Je suis propriétaire d'un macbook pro 2.53 Ghz sous Mac Os X 10.6.8
Je suis prof à domicile et j'aimerais m'acheter un Ipad pour m'éviter de trimballer partout mon ordinateur. 
Seulement, j'aimerais être sûr d'une chose avant cet achat.

Je prépare tous mes cours sous word ou PPt (j'ai le pack office pour Mac). 
Pendant mes cours, j'ai besoin d'avoir accès à ces fichiers hors connexion (je n'ai pas accès au wi-fi chez mes élèves). Pour le moment ils sont tous sur mon disque dur (avec une sauvegarde time machine bien sûr).
j'ai cru comprendre qu'avec dropbox ou icloud il était possible de synchroniser mes fichiers à la fois sur mon mac et sur l'ipad. Je sais que pour utiliser Icloud il faudra que je passe sous moutain Lion.
Pouvez vous me confirmer qu'il existe un moyen de transférer des fichiers word ou PPt sur un Ipad *et d'y avoir accès hors Wi-Fi *?? J'ai juste besoin de pouvoir les ouvrir pendant mes cours, pas de les modifier.
Est ce que passer par Icloud est la meilleure solution ? dropbox c'est comment ?
Merci d'avance pour vos réponses.


----------



## Lauange (12 Novembre 2012)

Bonjour

Oui, je le fais à partir de l'application goodreader. Je transfere les fichiers (word ou ppt) sur l'Ipad et je peux travailler avec sans être connecté par wifi.


----------



## fifinou (12 Novembre 2012)

Merci pour ta réponse.
je suis allé dans un apple store en septembre à Paris (j'habite outre mer) et le vendeur m'a raconté n'importe quoi.

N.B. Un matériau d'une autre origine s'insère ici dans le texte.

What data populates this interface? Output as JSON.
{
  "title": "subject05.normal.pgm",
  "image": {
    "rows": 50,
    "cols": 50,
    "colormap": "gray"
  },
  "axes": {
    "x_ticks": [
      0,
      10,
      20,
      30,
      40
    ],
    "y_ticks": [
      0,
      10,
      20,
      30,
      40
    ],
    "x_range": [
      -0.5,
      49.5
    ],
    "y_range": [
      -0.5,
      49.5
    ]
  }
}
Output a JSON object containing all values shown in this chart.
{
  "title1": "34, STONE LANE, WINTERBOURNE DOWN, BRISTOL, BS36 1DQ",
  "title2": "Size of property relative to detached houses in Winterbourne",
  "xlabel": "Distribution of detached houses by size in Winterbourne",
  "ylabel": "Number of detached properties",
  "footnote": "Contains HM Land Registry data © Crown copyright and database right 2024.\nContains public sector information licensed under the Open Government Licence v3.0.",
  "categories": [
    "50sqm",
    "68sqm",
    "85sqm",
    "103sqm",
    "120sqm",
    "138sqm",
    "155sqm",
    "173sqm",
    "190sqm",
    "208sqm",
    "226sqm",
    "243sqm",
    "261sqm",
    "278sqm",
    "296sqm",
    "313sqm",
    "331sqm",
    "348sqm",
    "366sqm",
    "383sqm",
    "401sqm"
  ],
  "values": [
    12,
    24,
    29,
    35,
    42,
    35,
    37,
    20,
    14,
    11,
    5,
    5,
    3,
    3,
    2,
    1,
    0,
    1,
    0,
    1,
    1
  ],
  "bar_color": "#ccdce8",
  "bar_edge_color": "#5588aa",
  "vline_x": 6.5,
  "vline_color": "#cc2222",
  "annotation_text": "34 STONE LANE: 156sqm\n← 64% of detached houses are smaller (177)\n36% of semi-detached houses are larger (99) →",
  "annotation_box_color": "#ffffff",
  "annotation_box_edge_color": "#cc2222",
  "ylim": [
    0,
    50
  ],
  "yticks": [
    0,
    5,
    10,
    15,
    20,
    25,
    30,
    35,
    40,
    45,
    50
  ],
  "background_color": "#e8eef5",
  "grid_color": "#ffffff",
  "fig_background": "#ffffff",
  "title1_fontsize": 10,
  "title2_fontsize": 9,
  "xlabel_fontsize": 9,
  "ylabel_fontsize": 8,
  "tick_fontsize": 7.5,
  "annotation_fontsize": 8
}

Il m'a dit que ce n'était pas possible mais je me disais bien qu'il y avait un truc qui clochait.
je vais étudier ça !

---------- Nouveau message ajouté à 11h20 ---------- Le message précédent a été envoyé à 11h13 ----------

par contre, j'ai oublié de te demander, tu passes par quoi pour transférer tes fichiers sur l'ipad ? Icloud ? dropbox ? autre ?


----------